Texas occupies a certain space in the popular imagination, and outsiders can be forgiven for thinking it's all cowboys, open country, and big sky. The truth? About 85 percent of the population is urban, and with that comes a thriving modern art scene. We explored museums, galleries, and kitschy outposts to find the creative pulse of modern Texas.

(Fort) Worth It

With more than 7 million residents, the Dallas–Fort Worth Metroplex comprises one of the premier art centers in the United States, if not the world. Dallas is on the international cutting edge, and Fort Worth bustles with an outsized art scene.

One of the city's crown jewels is the Modern Art Museum of Fort Worth, or simply the Modern, a haven of contemporary creations. Designed by Japanese architect Tadao Ando and erected in 2006, the building contains more than 2,600 works of art from the post–World War II era.

We spent an afternoon getting lost in the Modern's 275,000 square feet of space, admiring the modern works, including a latter-day Picasso, a non-drip Pollock, and a Warhol self-portrait. My eyes feasted on the rich reds and pinks of Philip Guston's grotesquely gorgeous, "Painter's Form II," and in person, the expressionism of Richard Diebenkorn, represented here with works from 1953 and 1962, pops with color and form.

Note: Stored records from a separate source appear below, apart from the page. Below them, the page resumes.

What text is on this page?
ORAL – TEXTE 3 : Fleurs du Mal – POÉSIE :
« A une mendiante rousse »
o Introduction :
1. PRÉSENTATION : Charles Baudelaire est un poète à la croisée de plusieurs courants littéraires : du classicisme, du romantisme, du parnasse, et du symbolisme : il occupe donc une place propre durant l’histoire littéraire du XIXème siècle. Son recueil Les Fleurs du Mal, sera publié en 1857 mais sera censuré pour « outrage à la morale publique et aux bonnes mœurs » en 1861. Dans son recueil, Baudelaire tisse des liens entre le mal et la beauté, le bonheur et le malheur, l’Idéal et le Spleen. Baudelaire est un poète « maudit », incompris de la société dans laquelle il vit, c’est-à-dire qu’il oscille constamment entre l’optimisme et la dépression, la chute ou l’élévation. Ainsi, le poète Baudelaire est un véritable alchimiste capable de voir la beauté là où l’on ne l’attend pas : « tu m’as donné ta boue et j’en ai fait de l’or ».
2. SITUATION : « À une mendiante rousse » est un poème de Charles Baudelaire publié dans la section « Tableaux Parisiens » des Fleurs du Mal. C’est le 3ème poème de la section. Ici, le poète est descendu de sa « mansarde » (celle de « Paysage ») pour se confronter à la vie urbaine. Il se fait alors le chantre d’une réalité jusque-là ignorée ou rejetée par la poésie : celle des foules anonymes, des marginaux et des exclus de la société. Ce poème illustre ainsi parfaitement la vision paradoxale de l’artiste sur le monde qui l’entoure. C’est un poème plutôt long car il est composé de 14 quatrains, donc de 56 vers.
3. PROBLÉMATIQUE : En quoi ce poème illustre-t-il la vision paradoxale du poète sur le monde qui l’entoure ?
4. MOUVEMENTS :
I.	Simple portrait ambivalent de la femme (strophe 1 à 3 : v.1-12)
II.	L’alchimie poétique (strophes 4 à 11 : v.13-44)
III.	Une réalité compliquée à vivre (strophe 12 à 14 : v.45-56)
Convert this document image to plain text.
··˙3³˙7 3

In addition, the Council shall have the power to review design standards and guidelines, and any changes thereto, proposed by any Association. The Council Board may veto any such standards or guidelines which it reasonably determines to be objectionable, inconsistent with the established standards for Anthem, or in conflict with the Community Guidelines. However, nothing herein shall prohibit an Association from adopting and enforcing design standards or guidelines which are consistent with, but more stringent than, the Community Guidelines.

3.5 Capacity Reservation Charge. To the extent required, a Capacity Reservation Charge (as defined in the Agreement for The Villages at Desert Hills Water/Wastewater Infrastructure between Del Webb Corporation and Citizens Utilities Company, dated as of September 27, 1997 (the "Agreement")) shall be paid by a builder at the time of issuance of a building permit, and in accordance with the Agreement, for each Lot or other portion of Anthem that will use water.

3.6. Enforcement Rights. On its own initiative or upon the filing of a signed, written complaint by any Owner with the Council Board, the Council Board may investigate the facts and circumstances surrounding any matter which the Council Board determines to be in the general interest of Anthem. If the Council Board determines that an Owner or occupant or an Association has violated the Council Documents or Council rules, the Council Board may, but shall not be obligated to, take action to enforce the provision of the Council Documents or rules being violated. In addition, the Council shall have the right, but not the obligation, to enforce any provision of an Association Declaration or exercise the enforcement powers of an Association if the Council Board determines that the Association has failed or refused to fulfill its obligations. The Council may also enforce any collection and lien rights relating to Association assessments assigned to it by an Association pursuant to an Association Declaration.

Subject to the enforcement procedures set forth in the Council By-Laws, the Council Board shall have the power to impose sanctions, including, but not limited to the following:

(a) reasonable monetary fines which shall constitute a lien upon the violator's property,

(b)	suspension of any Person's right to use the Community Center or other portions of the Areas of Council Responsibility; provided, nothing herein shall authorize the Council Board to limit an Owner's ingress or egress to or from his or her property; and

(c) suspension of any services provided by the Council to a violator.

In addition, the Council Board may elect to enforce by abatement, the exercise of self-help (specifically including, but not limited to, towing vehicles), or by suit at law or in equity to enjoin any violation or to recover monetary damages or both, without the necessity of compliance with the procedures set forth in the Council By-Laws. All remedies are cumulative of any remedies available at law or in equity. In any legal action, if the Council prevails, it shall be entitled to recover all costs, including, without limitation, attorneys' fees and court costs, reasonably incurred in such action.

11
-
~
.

The Modern is one of the major members of the Fort Worth Art Dealers Association, a nonprofit uniting more than 26 organizations, big and small. The group holds gallery nights, art competitions, and fundraisers to inspire interest for the art scene, which encompasses alternative, non-commercial spaces like Gallery 414, cutting-edge concepts like the venue/gallery/garden Artspace 111, and the venerable Kimbell Art Museum, to name just a few.

We roamed the halls of the Kimbell, a gorgeous Louis Khan–designed building in the heart of Fort Worth. Founded in 1936, the Kimbell Art Foundation is committed to collecting works of “definitive excellence” spanning every continent and era. Awe crept over us each time we found ourselves in the same room as a Gauguin self-portrait, a blue-hued Cézanne, or a Mondrian grid painting. The museum's smattering of outdoor sculptures, including lesser-known gems like Fernand Léger's whimsical Walking Flower, also made for a broadening experience.

Houston High Art

Unsurprisingly, some of the most impressive selections of modern art in Texas belong to its largest city, Houston. The three-mile-wide Houston Museum District is a nucleus of high culture, where 20 museums enlighten the public on art, science, and history.

We explored the district's stainless-steel Contemporary Arts Museum, a non-collecting space through which forward-looking exhibits from regional and international artists continually pass. While there, we caught “Double Life,” an ultra-modern suite of multimedia and sculptural installations by rising artists from Paris, L.A., and South Korea. It featured a looping film in which speakers mouth the words to dialogue from the documentary Paris Is Burning, a video rumination on performance, and an otherworldly sculptural installation we were able to walk through. It was an immersive, mind-expanding trip.

Just a few blocks to the north lies the Menil Museum, another Houston highlight whose permanent collections gave us a sweeping look at art from ancient times to the modern era. We marveled at works by Van Gogh, Matisse, and Rothko in the modern and contemporary collection, while shaking off the occasional goose bump in the surrealism collection, which features more than 300 works.

FUN FACT
Sometimes a single artwork packing a big idea can grab more attention than entire museums. That's the case with Prada Marfa, a sculptural installation by artists Elmgreen and Dragset that has stood 26 miles northwest of Marfa since 2005. A true-to-life replication of a Prada store, the work serves no commercial purpose and has become an intriguing road stop, a backdrop for selfies, and an open-ended reflection on the nature of art.